「少し遅いのかな」
つーちゃんがハイハイをしないことを、妻は誰にも大げさには言わなかった。
ただ、夜になるとスマホを見ながら、小さく息を吐いた。
カピー少し遅いのかな
その声は、娘に向けたものではなく、自分に向けた問いのようだった。
旦那は



大丈夫や
と答えた。
けれど、その言葉に確かな根拠があったわけではない。
初めて親になった二人には、分からないことの方が多かった。
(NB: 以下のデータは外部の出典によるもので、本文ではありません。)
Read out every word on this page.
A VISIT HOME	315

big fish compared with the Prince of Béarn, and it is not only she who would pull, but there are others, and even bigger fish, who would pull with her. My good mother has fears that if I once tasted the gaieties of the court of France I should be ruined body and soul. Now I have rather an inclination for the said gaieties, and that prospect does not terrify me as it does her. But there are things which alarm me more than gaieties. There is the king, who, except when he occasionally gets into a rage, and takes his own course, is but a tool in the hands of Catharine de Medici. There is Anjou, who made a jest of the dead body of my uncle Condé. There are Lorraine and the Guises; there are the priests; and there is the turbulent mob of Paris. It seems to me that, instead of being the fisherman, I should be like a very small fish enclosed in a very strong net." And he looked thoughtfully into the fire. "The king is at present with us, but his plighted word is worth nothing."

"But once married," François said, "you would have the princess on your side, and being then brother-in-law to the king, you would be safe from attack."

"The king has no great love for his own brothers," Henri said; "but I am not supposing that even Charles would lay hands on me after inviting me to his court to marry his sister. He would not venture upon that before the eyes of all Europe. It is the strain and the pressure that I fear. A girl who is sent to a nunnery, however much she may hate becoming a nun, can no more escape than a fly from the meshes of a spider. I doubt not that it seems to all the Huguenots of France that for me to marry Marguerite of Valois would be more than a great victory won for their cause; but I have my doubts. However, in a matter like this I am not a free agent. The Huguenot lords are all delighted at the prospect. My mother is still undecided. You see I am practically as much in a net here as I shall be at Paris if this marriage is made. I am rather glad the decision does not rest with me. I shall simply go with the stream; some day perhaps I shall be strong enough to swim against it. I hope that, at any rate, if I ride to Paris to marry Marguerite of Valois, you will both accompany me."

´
できることが増えるたびに喜び、少しでも周りと違うように見えれば、胸の奥がざわついた。
やがてつーちゃんは、つかまり立ちをし、歩き始めた。
その姿を見た瞬間、妻は笑った。ほっとしたような、泣きそうな笑顔だった。



ちゃんと、自分の順番があったんだね
旦那はうなずいた。



最初から、つーちゃんのペースやったんやろな
それでも妻は、保健師に相談した。
返ってきたのは、必要な確認事項と、一般的な説明だった。
間違った言葉ではなかったのだろう。ただ、妻の不安に触れる前に、答えだけが置かれていくように感じた。
帰り道、妻はいつも通りだった。



聞けてよかったよ
と言い、娘の手を握った。
けれど旦那には分かった。妻は平気なふりをしている。
心配した自分を責めないように、言葉を飲み込んでいる。



俺、あの言い方嫌やった
妻は少し驚いて、旦那を見た。



仕方ないよ。仕事なんだから



それでもや。心配して聞いた人に、怖くなる言い方せんでもええ
妻は黙った。
旦那は続けた。



お前が気にしてない言うても、俺は気にする。つーちゃんのことも、お前のことも
その夜、二人は育児経験者の投稿を読んだ。
「うちも遅かったです。でも今は元気です」
「心配になりますよね。私も同じでした」
短い言葉ばかりだった。医学的な説明ではない。
けれど、同じ不安を通った人の声には、冷えた心を少し温める力があった。
妻は画面を見つめたまま言った。



こういう言葉が欲しかったのかも
旦那は静かに答えた。



正しいことだけやなくて、分かるよって言葉やな
つーちゃんは二人の間で、まだ不安定な足取りを見せていた。転んでは笑い、また立ち上がる。その姿は、誰かと比べるためのものではなかった。
妻が娘を抱き上げると、旦那はその背中に手を添えた。



大丈夫
妻は小さく笑った。



誰に言ってるの?



つーちゃんにも。お前にも。俺にも
家族になったばかりの二人は、答えのない不安を抱えながら、それでも同じ方向を見ていた。
つーちゃんの歩幅は小さい。
けれど、その一歩ごとに、夫婦の距離も少しずつ近づいていった。